More people aged over 60 are working than people in their twenties in South Korea, with elderly poverty, youth unemployment and an ageing population all pointing to a demographic crisis in the world’s 11th largest economy.
According to government statistics released on Sunday, the country currently has four million “economically active” people in their twenties – meaning that they are in employment or searching for work.
Elderly ladies at their seafood stall in Jungang Market on February 15, 2018 in Gangneung, South Korea. /VCG Photo
Elderly ladies at their seafood stall in Jungang Market on February 15, 2018 in Gangneung, South Korea. /VCG Photo
Worryingly, those same statistics show there are 4.2 million South Koreans in their sixties in the same position, working or looking for jobs. At their age, they should officially be enjoying retirement.

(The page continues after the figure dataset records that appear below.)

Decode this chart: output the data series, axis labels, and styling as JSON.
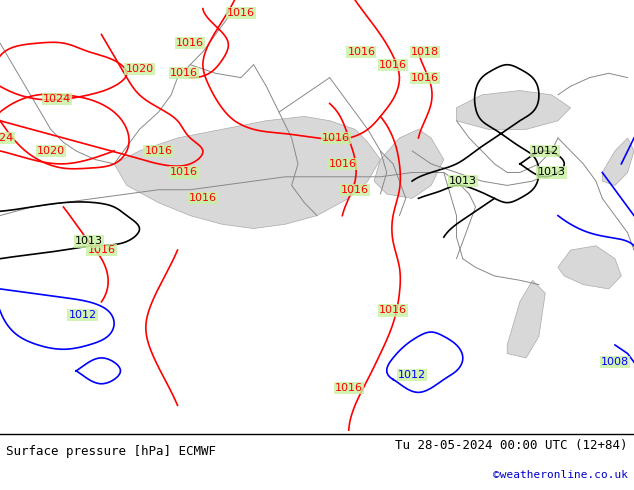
{
  "title_left": "Surface pressure [hPa] ECMWF",
  "title_right": "Tu 28-05-2024 00:00 UTC (12+84)",
  "credit": "©weatheronline.co.uk",
  "bg_color": "#c8f0a0",
  "land_color": "#c8f0a0",
  "sea_color": "#e8e8e8",
  "contour_color_red": "#ff0000",
  "contour_color_black": "#000000",
  "contour_color_blue": "#0000ff",
  "label_fontsize": 9,
  "title_fontsize": 9,
  "figsize": [
    6.34,
    4.9
  ],
  "dpi": 100
}
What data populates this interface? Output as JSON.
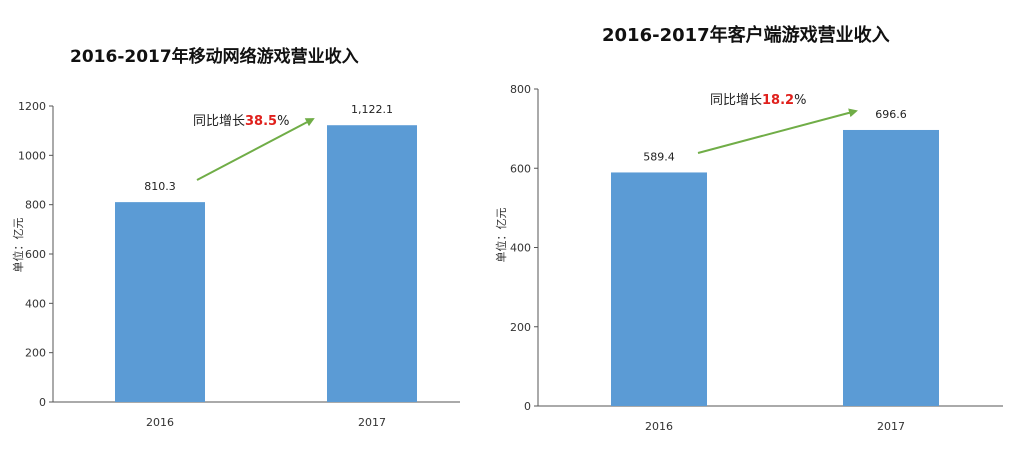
{
  "chart_data": [
    {
      "type": "bar",
      "title": "2016-2017年移动网络游戏营业收入",
      "ylabel": "单位：亿元",
      "categories": [
        "2016",
        "2017"
      ],
      "values": [
        810.3,
        1122.1
      ],
      "value_labels": [
        "810.3",
        "1,122.1"
      ],
      "ylim": [
        0,
        1200
      ],
      "yticks": [
        "0",
        "200",
        "400",
        "600",
        "800",
        "1000",
        "1200"
      ],
      "grid": false,
      "bar_color": "#5b9bd5",
      "annotation": {
        "prefix": "同比增长",
        "value": "38.5",
        "suffix": "%",
        "arrow_color": "#70ad47",
        "value_color": "#e0201c"
      }
    },
    {
      "type": "bar",
      "title": "2016-2017年客户端游戏营业收入",
      "ylabel": "单位：亿元",
      "categories": [
        "2016",
        "2017"
      ],
      "values": [
        589.4,
        696.6
      ],
      "value_labels": [
        "589.4",
        "696.6"
      ],
      "ylim": [
        0,
        800
      ],
      "yticks": [
        "0",
        "200",
        "400",
        "600",
        "800"
      ],
      "grid": false,
      "bar_color": "#5b9bd5",
      "annotation": {
        "prefix": "同比增长",
        "value": "18.2",
        "suffix": "%",
        "arrow_color": "#70ad47",
        "value_color": "#e0201c"
      }
    }
  ]
}
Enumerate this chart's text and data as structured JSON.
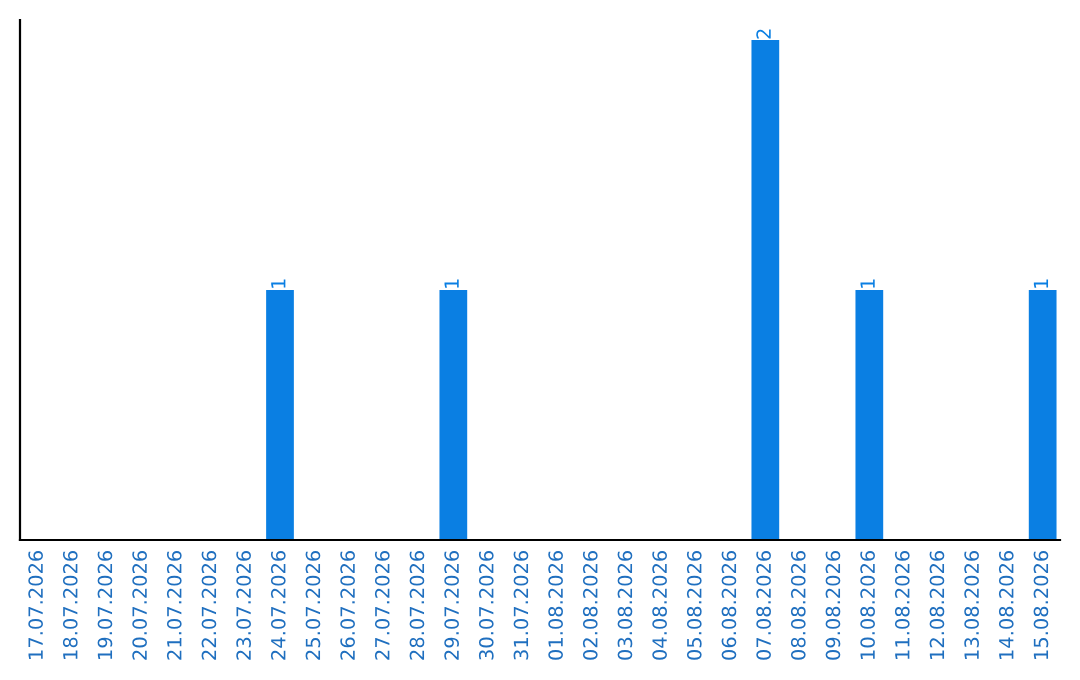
{
  "chart_data": {
    "type": "bar",
    "categories": [
      "17.07.2026",
      "18.07.2026",
      "19.07.2026",
      "20.07.2026",
      "21.07.2026",
      "22.07.2026",
      "23.07.2026",
      "24.07.2026",
      "25.07.2026",
      "26.07.2026",
      "27.07.2026",
      "28.07.2026",
      "29.07.2026",
      "30.07.2026",
      "31.07.2026",
      "01.08.2026",
      "02.08.2026",
      "03.08.2026",
      "04.08.2026",
      "05.08.2026",
      "06.08.2026",
      "07.08.2026",
      "08.08.2026",
      "09.08.2026",
      "10.08.2026",
      "11.08.2026",
      "12.08.2026",
      "13.08.2026",
      "14.08.2026",
      "15.08.2026"
    ],
    "values": [
      0,
      0,
      0,
      0,
      0,
      0,
      0,
      1,
      0,
      0,
      0,
      0,
      1,
      0,
      0,
      0,
      0,
      0,
      0,
      0,
      0,
      2,
      0,
      0,
      1,
      0,
      0,
      0,
      0,
      1
    ],
    "value_labels": [
      null,
      null,
      null,
      null,
      null,
      null,
      null,
      "1",
      null,
      null,
      null,
      null,
      "1",
      null,
      null,
      null,
      null,
      null,
      null,
      null,
      null,
      "2",
      null,
      null,
      "1",
      null,
      null,
      null,
      null,
      "1"
    ],
    "color": "#0a7fe3",
    "ylim": [
      0,
      2.08
    ],
    "tick_labels": "x",
    "grid": false,
    "legend": false
  }
}
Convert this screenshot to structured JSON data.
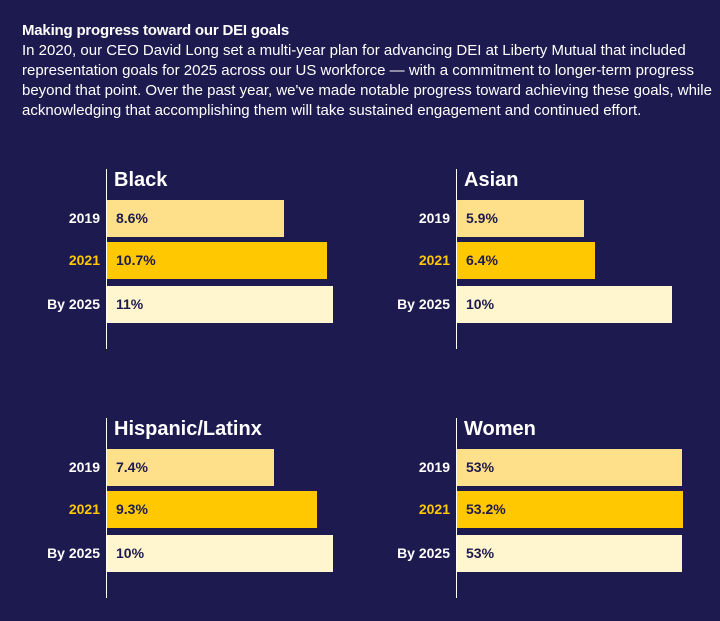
{
  "header": {
    "title": "Making progress toward our DEI goals",
    "intro": "In 2020, our CEO David Long set a multi-year plan for advancing DEI at Liberty Mutual that included representation goals for 2025 across our US workforce — with a commitment to longer-term progress beyond that point. Over the past year, we've made notable progress toward achieving these goals, while acknowledging that accomplishing them will take sustained engagement and continued effort."
  },
  "colors": {
    "background": "#1c1a4e",
    "bar_2019": "#ffe08a",
    "bar_2021": "#ffc800",
    "bar_2025": "#fff6cf",
    "highlight_label": "#ffc800"
  },
  "chart_data": [
    {
      "type": "bar",
      "title": "Black",
      "categories": [
        "2019",
        "2021",
        "By 2025"
      ],
      "values": [
        8.6,
        10.7,
        11
      ],
      "labels": [
        "8.6%",
        "10.7%",
        "11%"
      ],
      "unit": "%"
    },
    {
      "type": "bar",
      "title": "Asian",
      "categories": [
        "2019",
        "2021",
        "By 2025"
      ],
      "values": [
        5.9,
        6.4,
        10
      ],
      "labels": [
        "5.9%",
        "6.4%",
        "10%"
      ],
      "unit": "%"
    },
    {
      "type": "bar",
      "title": "Hispanic/Latinx",
      "categories": [
        "2019",
        "2021",
        "By 2025"
      ],
      "values": [
        7.4,
        9.3,
        10
      ],
      "labels": [
        "7.4%",
        "9.3%",
        "10%"
      ],
      "unit": "%"
    },
    {
      "type": "bar",
      "title": "Women",
      "categories": [
        "2019",
        "2021",
        "By 2025"
      ],
      "values": [
        53,
        53.2,
        53
      ],
      "labels": [
        "53%",
        "53.2%",
        "53%"
      ],
      "unit": "%"
    }
  ]
}
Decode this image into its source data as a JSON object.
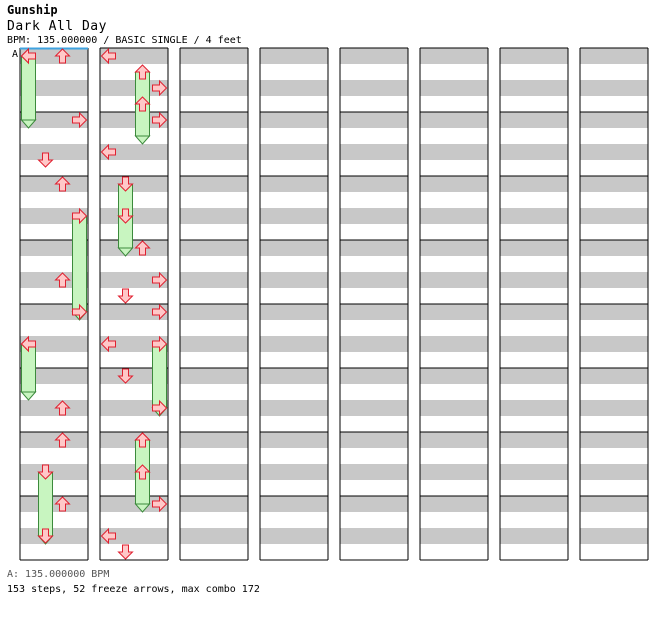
{
  "header": {
    "artist": "Gunship",
    "title": "Dark All Day",
    "info": "BPM: 135.000000 / BASIC SINGLE / 4 feet"
  },
  "marker_label": "A",
  "footer": {
    "bpm_line": "A: 135.000000 BPM",
    "stats": "153 steps, 52 freeze arrows, max combo 172"
  },
  "colors": {
    "stripe": "#c8c8c8",
    "background": "#ffffff",
    "arrow_fill": "#ffc8c8",
    "arrow_stroke": "#e02030",
    "freeze_fill": "#c8f5c0",
    "freeze_stroke": "#3c8a3c",
    "bpm_marker": "#3fa3e0"
  },
  "chart_data": {
    "type": "step-chart",
    "lanes": [
      "left",
      "down",
      "up",
      "right"
    ],
    "columns": 8,
    "measures_per_column": 8,
    "beats_per_measure": 4,
    "notes_unit": "beat index from song start",
    "freezes_unit": "start and end beat index",
    "notes": [
      {
        "b": 0,
        "l": 0
      },
      {
        "b": 0,
        "l": 2
      },
      {
        "b": 4,
        "l": 3
      },
      {
        "b": 6.5,
        "l": 1
      },
      {
        "b": 8,
        "l": 2
      },
      {
        "b": 14,
        "l": 2
      },
      {
        "b": 16,
        "l": 3
      },
      {
        "b": 18,
        "l": 0
      },
      {
        "b": 22,
        "l": 2
      },
      {
        "b": 24,
        "l": 2
      },
      {
        "b": 28,
        "l": 2
      },
      {
        "b": 30,
        "l": 1
      },
      {
        "b": 32,
        "l": 0
      },
      {
        "b": 34,
        "l": 3
      },
      {
        "b": 35,
        "l": 2
      },
      {
        "b": 36,
        "l": 3
      },
      {
        "b": 38,
        "l": 0
      },
      {
        "b": 42,
        "l": 1
      },
      {
        "b": 44,
        "l": 2
      },
      {
        "b": 46,
        "l": 3
      },
      {
        "b": 47,
        "l": 1
      },
      {
        "b": 48,
        "l": 3
      },
      {
        "b": 50,
        "l": 0
      },
      {
        "b": 52,
        "l": 1
      },
      {
        "b": 54,
        "l": 3
      },
      {
        "b": 56,
        "l": 2
      },
      {
        "b": 58,
        "l": 2
      },
      {
        "b": 60,
        "l": 3
      },
      {
        "b": 62,
        "l": 0
      },
      {
        "b": 63,
        "l": 1
      }
    ],
    "freezes": [
      {
        "s": 0,
        "e": 4,
        "l": 0
      },
      {
        "s": 10,
        "e": 16,
        "l": 3
      },
      {
        "s": 26,
        "e": 30,
        "l": 1
      },
      {
        "s": 33,
        "e": 37,
        "l": 2
      },
      {
        "s": 40,
        "e": 44,
        "l": 1
      },
      {
        "s": 50,
        "e": 54,
        "l": 3
      },
      {
        "s": 56,
        "e": 60,
        "l": 2
      },
      {
        "s": 18,
        "e": 21,
        "l": 0
      }
    ]
  }
}
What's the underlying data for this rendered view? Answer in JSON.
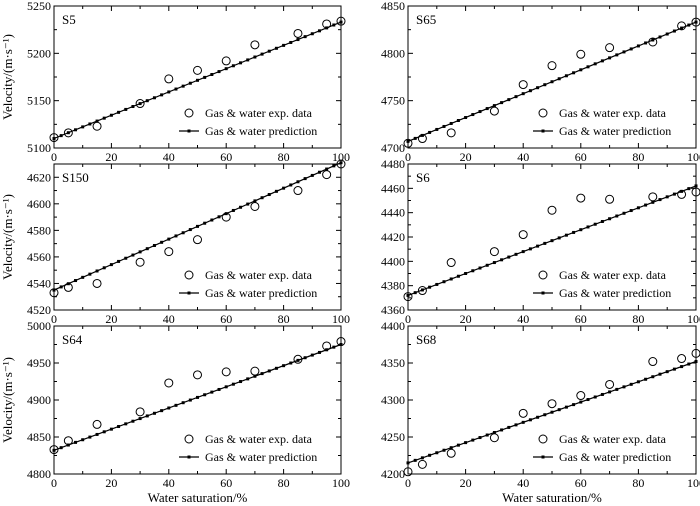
{
  "chart_data": [
    {
      "type": "scatter",
      "title": "S5",
      "xlabel": "",
      "ylabel": "Velocity/(m·s⁻¹)",
      "xlim": [
        0,
        100
      ],
      "ylim": [
        5100,
        5250
      ],
      "xticks": [
        0,
        20,
        40,
        60,
        80,
        100
      ],
      "yticks": [
        5100,
        5150,
        5200,
        5250
      ],
      "legend_position": "lower-right",
      "series": [
        {
          "name": "Gas & water exp. data",
          "style": "open-circle",
          "x": [
            0,
            5,
            15,
            30,
            40,
            50,
            60,
            70,
            85,
            95,
            100
          ],
          "y": [
            5111,
            5116,
            5123,
            5147,
            5173,
            5182,
            5192,
            5209,
            5221,
            5231,
            5234
          ]
        },
        {
          "name": "Gas & water prediction",
          "style": "line-square",
          "x": [
            0,
            100
          ],
          "y": [
            5110,
            5233
          ]
        }
      ]
    },
    {
      "type": "scatter",
      "title": "S65",
      "xlabel": "",
      "ylabel": "",
      "xlim": [
        0,
        100
      ],
      "ylim": [
        4700,
        4850
      ],
      "xticks": [
        0,
        20,
        40,
        60,
        80,
        100
      ],
      "yticks": [
        4700,
        4750,
        4800,
        4850
      ],
      "legend_position": "lower-right",
      "series": [
        {
          "name": "Gas & water exp. data",
          "style": "open-circle",
          "x": [
            0,
            5,
            15,
            30,
            40,
            50,
            60,
            70,
            85,
            95,
            100
          ],
          "y": [
            4705,
            4710,
            4716,
            4739,
            4767,
            4787,
            4799,
            4806,
            4812,
            4829,
            4833
          ]
        },
        {
          "name": "Gas & water prediction",
          "style": "line-square",
          "x": [
            0,
            100
          ],
          "y": [
            4707,
            4833
          ]
        }
      ]
    },
    {
      "type": "scatter",
      "title": "S150",
      "xlabel": "",
      "ylabel": "Velocity/(m·s⁻¹)",
      "xlim": [
        0,
        100
      ],
      "ylim": [
        4520,
        4630
      ],
      "xticks": [
        0,
        20,
        40,
        60,
        80,
        100
      ],
      "yticks": [
        4520,
        4540,
        4560,
        4580,
        4600,
        4620
      ],
      "legend_position": "lower-right",
      "series": [
        {
          "name": "Gas & water exp. data",
          "style": "open-circle",
          "x": [
            0,
            5,
            15,
            30,
            40,
            50,
            60,
            70,
            85,
            95,
            100
          ],
          "y": [
            4533,
            4537,
            4540,
            4556,
            4564,
            4573,
            4590,
            4598,
            4610,
            4622,
            4630
          ]
        },
        {
          "name": "Gas & water prediction",
          "style": "line-square",
          "x": [
            0,
            100
          ],
          "y": [
            4535,
            4631
          ]
        }
      ]
    },
    {
      "type": "scatter",
      "title": "S6",
      "xlabel": "",
      "ylabel": "",
      "xlim": [
        0,
        100
      ],
      "ylim": [
        4360,
        4480
      ],
      "xticks": [
        0,
        20,
        40,
        60,
        80,
        100
      ],
      "yticks": [
        4360,
        4380,
        4400,
        4420,
        4440,
        4460,
        4480
      ],
      "legend_position": "lower-right",
      "series": [
        {
          "name": "Gas & water exp. data",
          "style": "open-circle",
          "x": [
            0,
            5,
            15,
            30,
            40,
            50,
            60,
            70,
            85,
            95,
            100
          ],
          "y": [
            4371,
            4376,
            4399,
            4408,
            4422,
            4442,
            4452,
            4451,
            4453,
            4455,
            4457
          ]
        },
        {
          "name": "Gas & water prediction",
          "style": "line-square",
          "x": [
            0,
            100
          ],
          "y": [
            4372,
            4462
          ]
        }
      ]
    },
    {
      "type": "scatter",
      "title": "S64",
      "xlabel": "Water saturation/%",
      "ylabel": "Velocity/(m·s⁻¹)",
      "xlim": [
        0,
        100
      ],
      "ylim": [
        4800,
        5000
      ],
      "xticks": [
        0,
        20,
        40,
        60,
        80,
        100
      ],
      "yticks": [
        4800,
        4850,
        4900,
        4950,
        5000
      ],
      "legend_position": "lower-right",
      "series": [
        {
          "name": "Gas & water exp. data",
          "style": "open-circle",
          "x": [
            0,
            5,
            15,
            30,
            40,
            50,
            60,
            70,
            85,
            95,
            100
          ],
          "y": [
            4833,
            4845,
            4867,
            4884,
            4923,
            4934,
            4938,
            4939,
            4955,
            4973,
            4979
          ]
        },
        {
          "name": "Gas & water prediction",
          "style": "line-square",
          "x": [
            0,
            100
          ],
          "y": [
            4832,
            4975
          ]
        }
      ]
    },
    {
      "type": "scatter",
      "title": "S68",
      "xlabel": "Water saturation/%",
      "ylabel": "",
      "xlim": [
        0,
        100
      ],
      "ylim": [
        4200,
        4400
      ],
      "xticks": [
        0,
        20,
        40,
        60,
        80,
        100
      ],
      "yticks": [
        4200,
        4250,
        4300,
        4350,
        4400
      ],
      "legend_position": "lower-right",
      "series": [
        {
          "name": "Gas & water exp. data",
          "style": "open-circle",
          "x": [
            0,
            5,
            15,
            30,
            40,
            50,
            60,
            70,
            85,
            95,
            100
          ],
          "y": [
            4203,
            4213,
            4228,
            4249,
            4282,
            4295,
            4306,
            4321,
            4352,
            4356,
            4363
          ]
        },
        {
          "name": "Gas & water prediction",
          "style": "line-square",
          "x": [
            0,
            100
          ],
          "y": [
            4215,
            4352
          ]
        }
      ]
    }
  ]
}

Despite its traditional Confucian culture of care for the elderly and a retirement age of 60, the plight of South Korea’s senior population is a warning for other Asian countries like Japan and China, which are also facing demographic ticking timebombs.
For almost half of people above the age of 65, South Korea’s status as a developed economy means very little. 49 percent of the country’s elderly population lives in poverty, compared to 21 percent in the US and just two percent in the Netherlands.
In December, more people died in South Korea than were born. Such trends mean up to 40 percent of the South Korean population will be aged over 65 by 2040.
Meanwhile, a study by Imperial College London last year suggested South Korea would have the world’s highest life expectancy by 2030, with women expected to live for up to 90.8 years on average.
Elderly self-reliance in place of government failure
The current failure to ensure comfortable living standards for elderly people will be a major concern for the country’s authorities in the next few decades.
Elderly South Koreans have no choice but to go out and work, typically taking up low-paid manual work to add to their 200,000 won (188 US dollars) state pensions just to afford food, accommodation and basic care, as basic costs of urban living increase dramatically.
South Korea's economic boom hasn't reached everyone: an elderly man works in Guryong slum near Seoul's wealthy Gangnam district. /VCG Photo
South Korea's economic boom hasn't reached everyone: an elderly man works in Guryong slum near Seoul's wealthy Gangnam district. /VCG Photo
Others are turning to get-rich quick methods – a recent survey by Korea Financial Investors Protection Foundation (KFIPP) found South Koreans aged over 60 invest more money in Bitcoin and cryptocurrencies than any other age group.
Soon Chae of the KFIPP told Joongang Daily there were concerns that older investors did not know the risks, and they should not “lose their retirement savings on cryptocurrency investments.”
South Korea was late to introduce its national pension system, which launched in 1988. Many of today’s retirees joined pension schemes in the twilight of their careers, while others poured their savings into education fees for their children.
President Moon Jae-in has pledged to increase the state pension to 300,000 won by 2021, but that could already be too little too late.
Youth unemployment of around 10 percent means a lot of young people will struggle to support themselves in the near future, let alone provide financial help to their elderly parents.
South Korean President Moon Jae-in has vowed to improve the country's labor market, but his efforts could be too little too late. /VCG Photo
South Korean President Moon Jae-in has vowed to improve the country's labor market, but his efforts could be too little too late. /VCG Photo
President Moon has pledged to create jobs and support entrepreneurship and small businesses, with the country’s economic system struggling to move on from a manufacturing-based model dominated by enormous conglomerates.
China watches on ahead of its own demographic shift
Japan, which has a population already in decline, announced last month plans to raise the country’s retirement age from 60 to 65 after 2020, as well as measures that would give elderly people the choice of withdrawing their pensions from the age of 70.
While China’s ageing population is a huge concern, the country arguably has more time to look and learn from the experiences of South Korea and Japan in order to better prepare for a demographic shift in the coming decades.
According to China Daily, the ageing population is a “solvable problem” thanks to the country’s two-child policy, reforms to the pensions and healthcare sectors and growing wealth and prosperity.
In January the Ministry of Civil Affairs announced that the number of nursing homes in China had tripled in the last five years, while greater investment is being pumped into technological advances like artificial intelligence, which can be applied to elderly care.